Séquence 3/ Bois blancs, Lille La Deûle habitée, la Deûle transitoire, la Deûle structurante, la Deûle bavarde … autant d’adjectifs qui caractérisent ce troisième parcours sur la rive Ouest. Une séquence que l’équipe des portraitistes démarre au pied du Colisée, équipement culturel en bord de Citadelle avec comme en point d’orgue la Gare d’eau, la petite île de Lille. La fraîcheur matinale annonce une promenade entre reflets et déformations, entre patrimoine maritime et patrimoine domestique. Le craquèlement des plaques sur l’eau témoigne de la rencontre des courants, l’eau semble figée et pourtant une fine pellicule vient harmonieusement créer un filtre « naturel » devant nos objectifs. L’architecture lointaine rayonne sous les couleurs pâles et hivernales. De l’autre côté de la rive, l’environnement s’estompe progressivement, on y perçoit un milieu industriel s’élevant de grues et de palans liés aux activités du port fluvial qui s’étend

sur prés de 2km.
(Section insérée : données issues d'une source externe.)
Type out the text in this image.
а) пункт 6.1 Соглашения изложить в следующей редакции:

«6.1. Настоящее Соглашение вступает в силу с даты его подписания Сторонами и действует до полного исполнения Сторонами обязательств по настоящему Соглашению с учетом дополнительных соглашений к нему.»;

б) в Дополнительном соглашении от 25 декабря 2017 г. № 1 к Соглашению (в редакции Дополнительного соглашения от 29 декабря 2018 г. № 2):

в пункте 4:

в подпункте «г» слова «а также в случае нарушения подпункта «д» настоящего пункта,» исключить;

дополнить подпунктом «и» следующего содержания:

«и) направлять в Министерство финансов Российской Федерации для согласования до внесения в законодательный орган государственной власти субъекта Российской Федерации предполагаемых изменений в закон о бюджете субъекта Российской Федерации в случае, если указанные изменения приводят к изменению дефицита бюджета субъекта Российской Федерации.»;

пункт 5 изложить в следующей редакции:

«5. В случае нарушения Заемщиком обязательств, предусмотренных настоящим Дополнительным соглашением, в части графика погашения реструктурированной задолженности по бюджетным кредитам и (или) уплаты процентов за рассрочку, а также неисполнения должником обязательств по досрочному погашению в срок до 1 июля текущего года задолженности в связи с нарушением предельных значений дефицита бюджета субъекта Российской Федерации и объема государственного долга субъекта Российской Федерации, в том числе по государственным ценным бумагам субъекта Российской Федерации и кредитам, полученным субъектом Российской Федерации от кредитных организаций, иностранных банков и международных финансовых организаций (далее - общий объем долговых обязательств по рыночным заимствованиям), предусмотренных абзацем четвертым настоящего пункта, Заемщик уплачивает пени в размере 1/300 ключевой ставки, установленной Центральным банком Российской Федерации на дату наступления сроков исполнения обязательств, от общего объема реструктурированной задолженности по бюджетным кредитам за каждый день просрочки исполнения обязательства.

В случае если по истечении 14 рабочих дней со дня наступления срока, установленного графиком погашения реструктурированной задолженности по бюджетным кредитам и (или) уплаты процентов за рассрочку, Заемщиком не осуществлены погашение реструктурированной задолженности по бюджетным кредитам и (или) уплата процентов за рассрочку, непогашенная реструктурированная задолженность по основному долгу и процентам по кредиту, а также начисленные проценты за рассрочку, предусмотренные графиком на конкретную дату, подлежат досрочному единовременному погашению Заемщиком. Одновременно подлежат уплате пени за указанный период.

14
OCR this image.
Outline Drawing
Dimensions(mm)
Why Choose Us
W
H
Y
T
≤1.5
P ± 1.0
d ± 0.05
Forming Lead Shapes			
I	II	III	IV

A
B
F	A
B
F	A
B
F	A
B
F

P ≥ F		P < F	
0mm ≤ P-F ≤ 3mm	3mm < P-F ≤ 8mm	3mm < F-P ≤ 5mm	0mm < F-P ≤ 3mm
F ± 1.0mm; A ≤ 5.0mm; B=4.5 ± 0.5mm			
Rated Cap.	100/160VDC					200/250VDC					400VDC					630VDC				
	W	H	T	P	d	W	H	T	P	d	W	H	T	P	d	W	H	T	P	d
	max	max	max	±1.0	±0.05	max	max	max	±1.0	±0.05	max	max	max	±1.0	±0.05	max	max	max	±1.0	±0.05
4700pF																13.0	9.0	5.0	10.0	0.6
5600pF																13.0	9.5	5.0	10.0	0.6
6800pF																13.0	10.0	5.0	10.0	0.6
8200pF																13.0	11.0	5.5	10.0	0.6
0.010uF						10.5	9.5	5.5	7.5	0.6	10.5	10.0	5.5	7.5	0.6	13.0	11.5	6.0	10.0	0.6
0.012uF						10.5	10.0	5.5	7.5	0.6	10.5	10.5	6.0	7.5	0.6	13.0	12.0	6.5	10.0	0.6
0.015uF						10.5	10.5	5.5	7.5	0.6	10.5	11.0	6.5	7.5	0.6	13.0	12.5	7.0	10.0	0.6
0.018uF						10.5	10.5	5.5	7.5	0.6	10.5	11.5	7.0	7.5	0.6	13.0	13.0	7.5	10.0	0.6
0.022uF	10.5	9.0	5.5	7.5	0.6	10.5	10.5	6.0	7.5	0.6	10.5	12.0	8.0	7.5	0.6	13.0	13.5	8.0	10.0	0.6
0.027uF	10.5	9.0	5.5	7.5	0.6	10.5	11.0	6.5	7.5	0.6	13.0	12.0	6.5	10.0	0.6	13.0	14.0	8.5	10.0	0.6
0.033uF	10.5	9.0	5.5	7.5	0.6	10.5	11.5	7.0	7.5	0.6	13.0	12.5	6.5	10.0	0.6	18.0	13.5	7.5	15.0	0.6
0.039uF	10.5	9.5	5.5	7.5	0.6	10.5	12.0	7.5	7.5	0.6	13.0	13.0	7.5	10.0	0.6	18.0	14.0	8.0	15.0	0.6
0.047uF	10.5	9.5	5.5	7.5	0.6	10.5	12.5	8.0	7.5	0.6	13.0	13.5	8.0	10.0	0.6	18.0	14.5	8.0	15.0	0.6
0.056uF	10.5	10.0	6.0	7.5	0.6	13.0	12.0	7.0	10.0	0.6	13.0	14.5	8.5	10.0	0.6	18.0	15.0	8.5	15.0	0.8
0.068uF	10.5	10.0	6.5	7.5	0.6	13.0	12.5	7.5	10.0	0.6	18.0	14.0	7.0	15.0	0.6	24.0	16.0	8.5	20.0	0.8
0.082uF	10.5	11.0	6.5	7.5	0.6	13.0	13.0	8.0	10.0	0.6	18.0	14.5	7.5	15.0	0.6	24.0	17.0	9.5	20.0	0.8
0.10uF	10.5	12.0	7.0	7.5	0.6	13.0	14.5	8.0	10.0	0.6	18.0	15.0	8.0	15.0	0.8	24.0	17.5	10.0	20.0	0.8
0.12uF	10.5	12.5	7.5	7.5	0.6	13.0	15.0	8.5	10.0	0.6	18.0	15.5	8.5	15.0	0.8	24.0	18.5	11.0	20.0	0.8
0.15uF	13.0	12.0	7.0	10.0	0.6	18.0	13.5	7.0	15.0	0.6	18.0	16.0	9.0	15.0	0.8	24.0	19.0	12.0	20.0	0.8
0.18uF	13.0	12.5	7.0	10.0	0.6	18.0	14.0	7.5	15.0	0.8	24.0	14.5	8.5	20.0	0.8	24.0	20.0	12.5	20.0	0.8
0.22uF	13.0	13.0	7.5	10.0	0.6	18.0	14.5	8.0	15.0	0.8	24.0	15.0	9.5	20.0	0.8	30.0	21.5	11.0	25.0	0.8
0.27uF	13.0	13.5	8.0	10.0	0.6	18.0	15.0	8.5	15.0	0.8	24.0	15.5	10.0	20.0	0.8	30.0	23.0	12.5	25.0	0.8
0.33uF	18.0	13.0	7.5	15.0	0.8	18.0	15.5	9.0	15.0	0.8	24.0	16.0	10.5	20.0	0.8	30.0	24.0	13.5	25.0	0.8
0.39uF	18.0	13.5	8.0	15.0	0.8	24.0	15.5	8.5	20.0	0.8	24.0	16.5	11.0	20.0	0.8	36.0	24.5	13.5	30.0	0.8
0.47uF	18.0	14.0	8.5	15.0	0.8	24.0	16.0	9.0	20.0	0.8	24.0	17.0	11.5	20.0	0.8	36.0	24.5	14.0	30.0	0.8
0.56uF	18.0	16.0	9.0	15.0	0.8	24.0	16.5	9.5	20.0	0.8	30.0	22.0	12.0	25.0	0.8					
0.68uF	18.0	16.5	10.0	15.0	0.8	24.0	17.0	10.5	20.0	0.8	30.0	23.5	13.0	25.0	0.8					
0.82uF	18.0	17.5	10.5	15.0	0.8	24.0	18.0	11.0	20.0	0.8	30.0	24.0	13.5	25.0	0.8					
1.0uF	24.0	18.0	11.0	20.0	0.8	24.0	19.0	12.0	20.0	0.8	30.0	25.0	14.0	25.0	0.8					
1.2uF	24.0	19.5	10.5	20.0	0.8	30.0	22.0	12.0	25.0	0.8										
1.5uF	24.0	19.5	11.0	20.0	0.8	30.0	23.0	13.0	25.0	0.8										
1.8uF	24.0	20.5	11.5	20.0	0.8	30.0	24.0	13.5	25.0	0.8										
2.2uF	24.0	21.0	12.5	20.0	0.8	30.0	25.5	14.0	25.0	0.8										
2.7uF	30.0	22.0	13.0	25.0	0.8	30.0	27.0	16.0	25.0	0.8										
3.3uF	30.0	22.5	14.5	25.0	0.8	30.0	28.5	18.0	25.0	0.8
Un site qui fait aujourd’hui l’objet de multiples études urbaines liées aux problématiques d’un patrimoine en reconversion. Au milieu de quelques joggeurs courageux, on passe à notre tour sous les ponts qui surmontent notre chemin. Les mouvements de l’eau bercent doucement le reflet qui va et vient et révèle la structure brute d’un béton vieilli. À mi-parcours, on longe d’un côté les péniches aux toits habités de poulies, de chaises en bois, de corde à linge … de l’autre des barres de logements, logements sociaux des années 50 qui annoncent la domesticité et l’activité environnantes. Les cheminées s’élèvent derrière un mur tagué qui nous mène progressivement vers la gare d’eau. Le front de « Deûle » se densifie, les bâtisses en friche aux détails architecturaux remarquables amorcent l’entrée vers la placette des quais de l’ouest.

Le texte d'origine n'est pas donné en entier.